A smile wrinkled Davison’s face and lighted his blue eyes.
“You are a good girl, Lucy; and Justin is a—is a Davison! And that means he is hard-headed and has a good opinion of himself. I’ll think about it. Now run down and see that the cook doesn’t spoil the dinner. She burnt the bread yesterday until it was as black as coal and as hard as a section of asphalt pavement. By the way, I don’t suppose you could cook or do housework?”
“Try me!” she said, relaxing.
And she departed, for she did not yet trust the new cook.
The next day Davison offered Justin the position of ditch rider, at a salary that made Fogg wince and protest, though he believed Justin to be the very one for the place. That Justin should be given this position seemed even to Fogg advisable, as a business consideration. The “rider” of the canal and ditches comes into closer relationship with the water users than any other person connected with an irrigation company. He sees that the water is properly measured and delivered, and he makes the equitable pro-rata distribution when the supply is low or failing. Justin had the confidence of the farmers; and, as there were sure to be many complaints, he would be a good buffer to place between them and the company.
Justin accepted the position. In a financial sense, it promised to advance him very materially; and the prospect of the proper irrigation of Paradise Valley pleased both him and Clayton. It was the beginning of the fulfillment of Peter Wingate’s dream. Yet Justin knew he was asked to undertake a difficult task. Even when they had everything in their own hands, the farmers had wrangled interminably over the equitable distribution of the water.
Having control of the source of supply and of the canal and laterals, the first act of Fogg and Davison was to offer water to the farmers at increased rates. They were strengthening the dam, and widening the canal and laterals, at “terrific cost,” Fogg claimed, and reimbursement for this necessary outlay was but just.

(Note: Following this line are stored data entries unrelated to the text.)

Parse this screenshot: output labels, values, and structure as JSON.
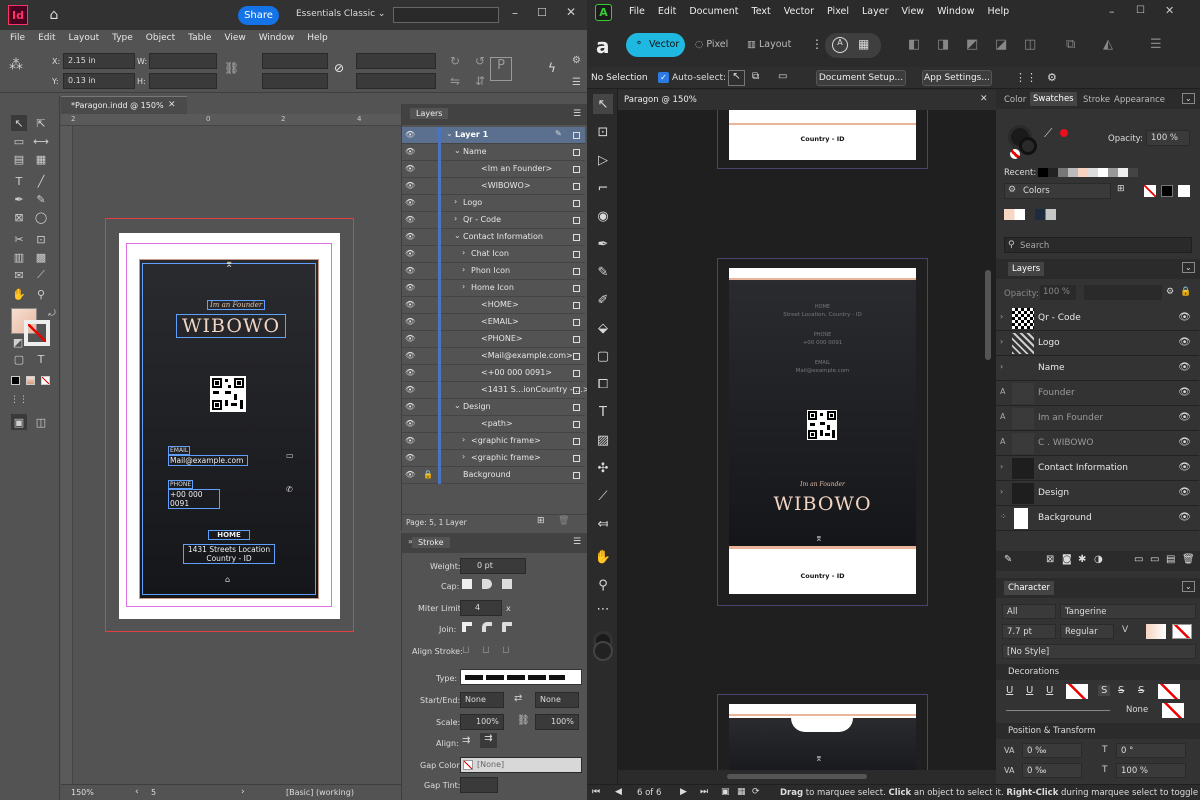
{
  "indesign": {
    "logo": "Id",
    "share": "Share",
    "workspace": "Essentials Classic",
    "menu": [
      "File",
      "Edit",
      "Layout",
      "Type",
      "Object",
      "Table",
      "View",
      "Window",
      "Help"
    ],
    "control": {
      "x_label": "X:",
      "x_val": "2.15 in",
      "y_label": "Y:",
      "y_val": "0.13 in",
      "w_label": "W:",
      "h_label": "H:"
    },
    "doc_tab": "*Paragon.indd @ 150%",
    "ruler": [
      "2",
      "0",
      "2",
      "4"
    ],
    "card": {
      "tagline": "Im an Founder",
      "name": "WIBOWO",
      "email_label": "EMAIL",
      "email": "Mail@example.com",
      "phone_label": "PHONE",
      "phone": "+00 000 0091",
      "home": "HOME",
      "address1": "1431 Streets Location",
      "address2": "Country - ID"
    },
    "status": {
      "zoom": "150%",
      "page": "5",
      "style": "[Basic] (working)"
    },
    "layers": {
      "title": "Layers",
      "footer": "Page: 5, 1 Layer",
      "rows": [
        {
          "name": "Layer 1",
          "indent": 0,
          "arrow": "⌄"
        },
        {
          "name": "Name",
          "indent": 1,
          "arrow": "⌄"
        },
        {
          "name": "<Im an Founder>",
          "indent": 3,
          "arrow": ""
        },
        {
          "name": "<WIBOWO>",
          "indent": 3,
          "arrow": ""
        },
        {
          "name": "Logo",
          "indent": 1,
          "arrow": "›"
        },
        {
          "name": "Qr - Code",
          "indent": 1,
          "arrow": "›"
        },
        {
          "name": "Contact Information",
          "indent": 1,
          "arrow": "⌄"
        },
        {
          "name": "Chat Icon",
          "indent": 2,
          "arrow": "›"
        },
        {
          "name": "Phon Icon",
          "indent": 2,
          "arrow": "›"
        },
        {
          "name": "Home Icon",
          "indent": 2,
          "arrow": "›"
        },
        {
          "name": "<HOME>",
          "indent": 3,
          "arrow": ""
        },
        {
          "name": "<EMAIL>",
          "indent": 3,
          "arrow": ""
        },
        {
          "name": "<PHONE>",
          "indent": 3,
          "arrow": ""
        },
        {
          "name": "<Mail@example.com>",
          "indent": 3,
          "arrow": ""
        },
        {
          "name": "<+00 000 0091>",
          "indent": 3,
          "arrow": ""
        },
        {
          "name": "<1431 S...ionCountry - ...>",
          "indent": 3,
          "arrow": ""
        },
        {
          "name": "Design",
          "indent": 1,
          "arrow": "⌄"
        },
        {
          "name": "<path>",
          "indent": 3,
          "arrow": ""
        },
        {
          "name": "<graphic frame>",
          "indent": 2,
          "arrow": "›"
        },
        {
          "name": "<graphic frame>",
          "indent": 2,
          "arrow": "›"
        },
        {
          "name": "Background",
          "indent": 1,
          "arrow": ""
        }
      ]
    },
    "stroke": {
      "title": "Stroke",
      "weight_label": "Weight:",
      "weight": "0 pt",
      "cap_label": "Cap:",
      "miter_label": "Miter Limit:",
      "miter": "4",
      "miter_x": "x",
      "join_label": "Join:",
      "align_label": "Align Stroke:",
      "type_label": "Type:",
      "startend_label": "Start/End:",
      "start": "None",
      "end": "None",
      "scale_label": "Scale:",
      "scale1": "100%",
      "scale2": "100%",
      "align2_label": "Align:",
      "gapcolor_label": "Gap Color:",
      "gapcolor": "[None]",
      "gaptint_label": "Gap Tint:"
    }
  },
  "affinity": {
    "menu": [
      "File",
      "Edit",
      "Document",
      "Text",
      "Vector",
      "Pixel",
      "Layer",
      "View",
      "Window",
      "Help"
    ],
    "personas": {
      "vector": "Vector",
      "pixel": "Pixel",
      "layout": "Layout"
    },
    "context": {
      "no_selection": "No Selection",
      "autoselect": "Auto-select:",
      "doc_setup": "Document Setup...",
      "app_settings": "App Settings..."
    },
    "doc_tab": "Paragon @ 150%",
    "card_top": {
      "country": "Country - ID"
    },
    "card_mid": {
      "home_label": "HOME",
      "address": "Street Location, Country - ID",
      "phone_label": "PHONE",
      "phone": "+00 000 0091",
      "email_label": "EMAIL",
      "email": "Mail@example.com",
      "tagline": "Im an Founder",
      "name": "WIBOWO",
      "country": "Country - ID"
    },
    "status": {
      "pages": "6 of 6",
      "hint_bold1": "Drag",
      "hint1": " to marquee select. ",
      "hint_bold2": "Click",
      "hint2": " an object to select it. ",
      "hint_bold3": "Right-Click",
      "hint3": " during marquee select to toggle in"
    },
    "swatches": {
      "tabs": [
        "Color",
        "Swatches",
        "Stroke",
        "Appearance"
      ],
      "opacity_label": "Opacity:",
      "opacity": "100 %",
      "recent_label": "Recent:",
      "palette": "Colors",
      "search": "Search"
    },
    "layers": {
      "title": "Layers",
      "opacity_label": "Opacity:",
      "opacity": "100 %",
      "rows": [
        {
          "name": "Qr - Code",
          "thumb": "qr"
        },
        {
          "name": "Logo",
          "thumb": "logo"
        },
        {
          "name": "Name",
          "thumb": "none"
        },
        {
          "name": "Founder",
          "thumb": "text",
          "prefix": "A"
        },
        {
          "name": "Im an Founder",
          "thumb": "text",
          "prefix": "A"
        },
        {
          "name": "C . WIBOWO",
          "thumb": "text",
          "prefix": "A"
        },
        {
          "name": "Contact Information",
          "thumb": "dark"
        },
        {
          "name": "Design",
          "thumb": "dark"
        },
        {
          "name": "Background",
          "thumb": "white"
        }
      ]
    },
    "character": {
      "title": "Character",
      "scope": "All",
      "font": "Tangerine",
      "size": "7.7 pt",
      "weight": "Regular",
      "style": "[No Style]",
      "decorations": "Decorations",
      "none": "None",
      "pos_transform": "Position & Transform",
      "v1": "0 ‰",
      "v2": "0 °",
      "v3": "0 ‰",
      "v4": "100 %"
    }
  }
}
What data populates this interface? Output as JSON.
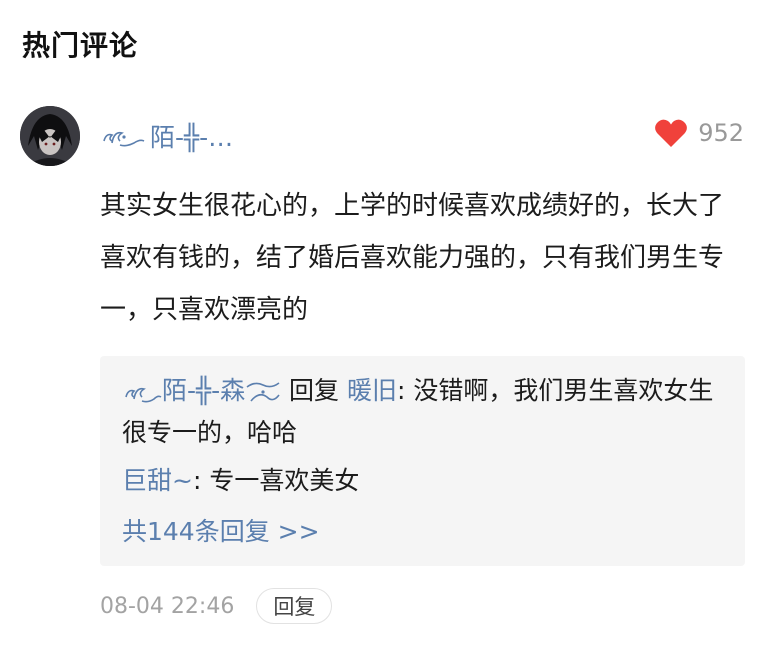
{
  "section": {
    "title": "热门评论"
  },
  "comment": {
    "username": "陌-╬-…",
    "likes": "952",
    "body": "其实女生很花心的，上学的时候喜欢成绩好的，长大了喜欢有钱的，结了婚后喜欢能力强的，只有我们男生专一，只喜欢漂亮的",
    "timestamp": "08-04 22:46",
    "reply_button": "回复",
    "icons": {
      "like": "heart-icon",
      "avatar": "avatar-image"
    },
    "colors": {
      "link": "#5b7fae",
      "heart": "#f0413b"
    }
  },
  "replies": {
    "items": [
      {
        "author": "陌-╬-森",
        "action": " 回复 ",
        "target": "暖旧",
        "text": ": 没错啊，我们男生喜欢女生很专一的，哈哈"
      },
      {
        "author": "巨甜~",
        "text": ": 专一喜欢美女"
      }
    ],
    "more": "共144条回复 >>"
  }
}
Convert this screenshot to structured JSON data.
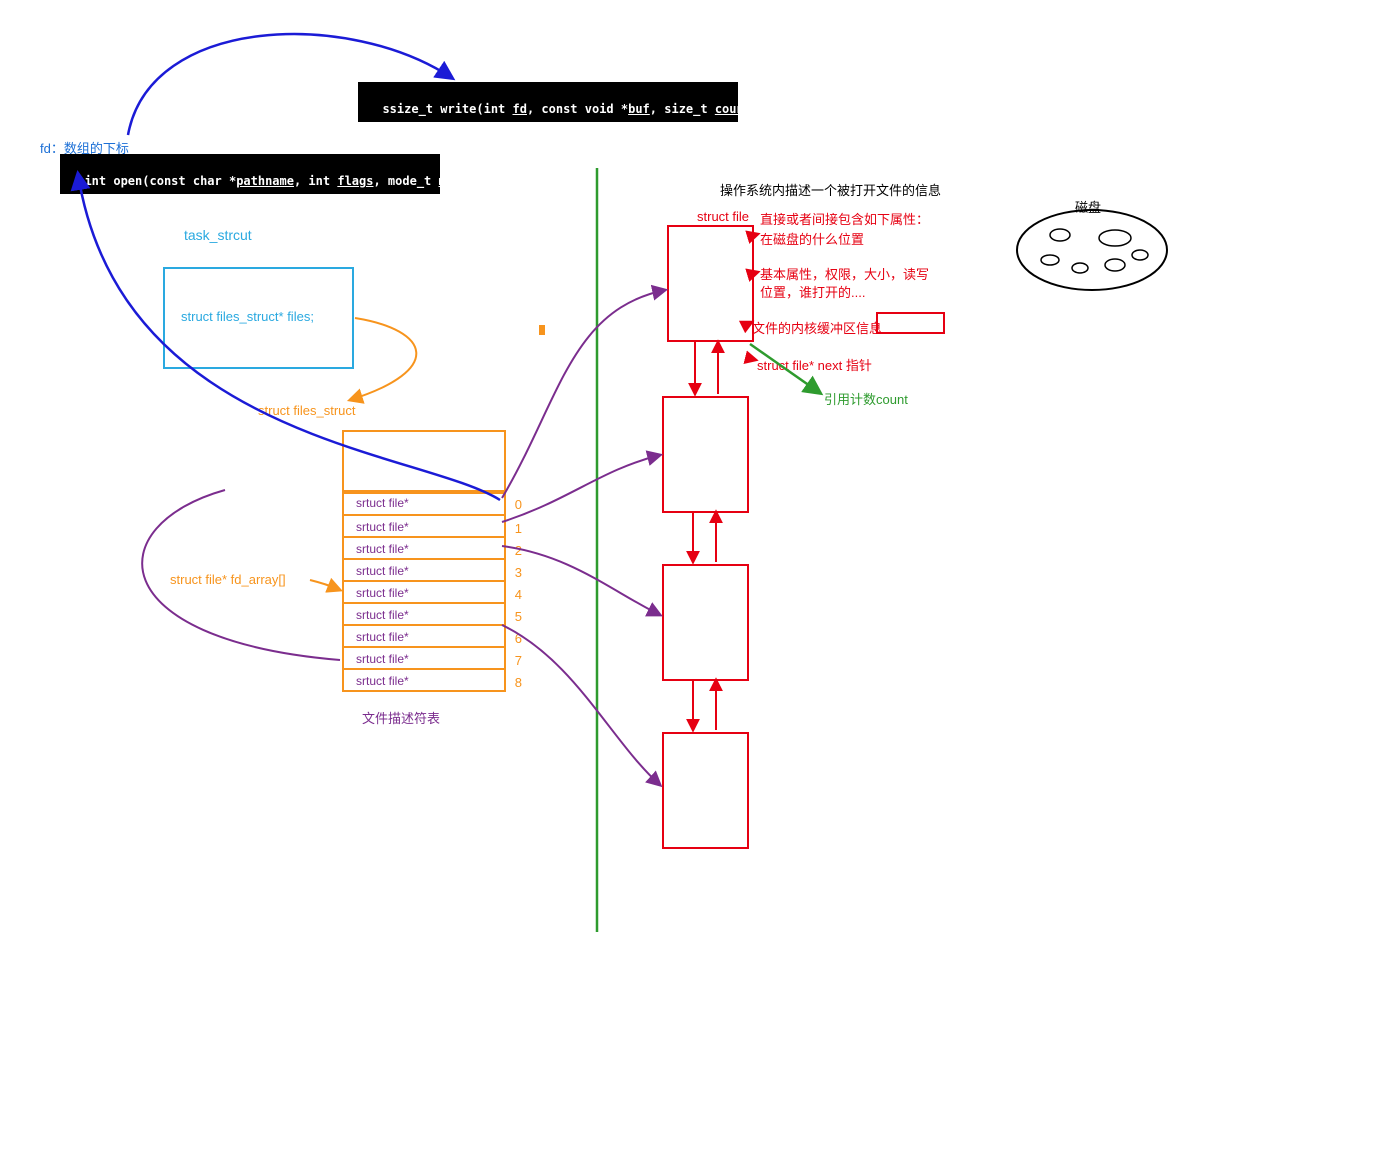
{
  "code": {
    "write": "ssize_t write(int fd, const void *buf, size_t count);",
    "open": "int open(const char *pathname, int flags, mode_t mode);"
  },
  "labels": {
    "fd_note": "fd：数组的下标",
    "task_struct": "task_strcut",
    "files_field": "struct files_struct* files;",
    "files_struct": "struct files_struct",
    "fd_array": "struct file* fd_array[]",
    "fd_table_caption": "文件描述符表",
    "os_describe": "操作系统内描述一个被打开文件的信息",
    "struct_file": "struct file",
    "attrs_header": "直接或者间接包含如下属性：",
    "attr_disk_pos": "在磁盘的什么位置",
    "attr_basic": "基本属性，权限，大小，读写位置，谁打开的....",
    "attr_kernel_buf": "文件的内核缓冲区信息",
    "attr_next_ptr": "struct file* next 指针",
    "ref_count": "引用计数count",
    "disk": "磁盘"
  },
  "fd_rows": [
    {
      "label": "srtuct file*",
      "index": "0"
    },
    {
      "label": "srtuct file*",
      "index": "1"
    },
    {
      "label": "srtuct file*",
      "index": "2"
    },
    {
      "label": "srtuct file*",
      "index": "3"
    },
    {
      "label": "srtuct file*",
      "index": "4"
    },
    {
      "label": "srtuct file*",
      "index": "5"
    },
    {
      "label": "srtuct file*",
      "index": "6"
    },
    {
      "label": "srtuct file*",
      "index": "7"
    },
    {
      "label": "srtuct file*",
      "index": "8"
    }
  ],
  "colors": {
    "blue": "#1b1bd6",
    "cyan": "#2aa9e0",
    "orange": "#f7941d",
    "purple": "#7b2d8e",
    "red": "#e60012",
    "green": "#2e9b2e"
  }
}
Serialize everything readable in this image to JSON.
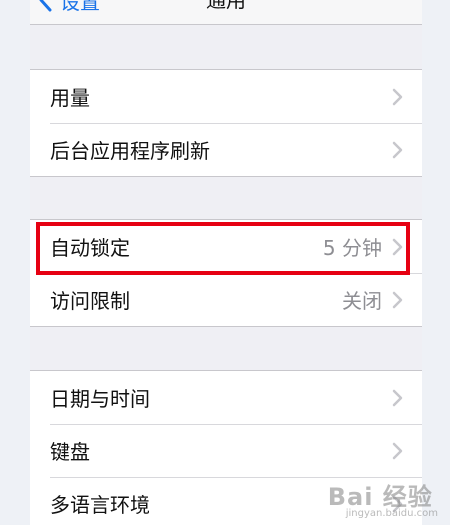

It was Fogg who planned and Fogg who executed. This was new business to him, but no one would have guessed it. Over his oily, scheming face hovered perpetual sunshine. His manner and his arguments subdued even intractable men. It was said of him that he could get blood out of a grindstone. What he said of himself was, “Whenever I see that the props are kicked out from under me, I plan to have some kind of a good cushion to land on.” The cushion in this case was the exploitation of the inevitable, the irrigation of Paradise Valley, for the benefit of the exploiters.